There are several different ways of multithreading this application. One suggested strategy is to create threads that check the following criteria:
• A thread to check that each column contains the digits 1 through 9.
• A thread to check that each row contains the digits 1 through 9.
• Nine threads to check that each of the 3 × 3 subgrids contains the digits 1 through 9.
This would result in a total of eleven separate threads for validating a Sudoku puzzle. However, you are welcome to create even more threads for this project. For example, rather than creating one thread that checks all nine columns, you could create nine separate threads and have each of them check one column.
The parent thread will create the worker threads, passing each worker the location that it must check in the Sudoku grid.

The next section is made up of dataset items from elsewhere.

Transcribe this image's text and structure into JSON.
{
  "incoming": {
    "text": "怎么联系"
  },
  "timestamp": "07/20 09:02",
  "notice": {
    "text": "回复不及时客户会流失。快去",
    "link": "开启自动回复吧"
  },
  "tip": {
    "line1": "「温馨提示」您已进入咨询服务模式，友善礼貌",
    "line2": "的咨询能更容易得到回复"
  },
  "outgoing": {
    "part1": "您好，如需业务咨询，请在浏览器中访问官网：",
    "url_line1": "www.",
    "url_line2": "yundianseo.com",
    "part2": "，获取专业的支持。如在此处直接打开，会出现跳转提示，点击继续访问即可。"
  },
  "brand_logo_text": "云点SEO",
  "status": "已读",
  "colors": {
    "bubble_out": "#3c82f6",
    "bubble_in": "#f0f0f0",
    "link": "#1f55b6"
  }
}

This step will require passing several parameters to each thread. The easiest approach is to create a data structure using a
struct. For example, a structure to pass the row and column where a thread must begin validating would appear as follows:
/* structure for passing data to threads */
typedef struct
{
int row;
int column;
} parameters;
Both Pthreads and Windows programs will create worker threads using a strategy similar to that shown below:
parameters *data = (parameters *) malloc(sizeof(parameters));
data->row = 1;
data->column = 1;
/* Now create the thread passing it data as a parameter */
The data pointer will be passed to either the pthread create() (Pthreads) function or the CreateThread() (Windows) function,
which in turn will pass it as a parameter to the function that is to run as a separate thread.
Each worker thread is assigned the task of determining the validity of a particular region of the Sudoku puzzle. Once a worker has performed this check, it must pass its results back to the parent. One good way to handle this is to create an array of integer values that is visible to each thread. The i th index in this array corresponds to the i th worker thread. If a worker sets its corresponding value to 1, it is indicating that its region of the Sudoku puzzle is valid. A value of 0 indicates otherwise. When all worker threads have completed, the parent thread checks each entry in the result array to determine if the Sudoku puzzle is valid.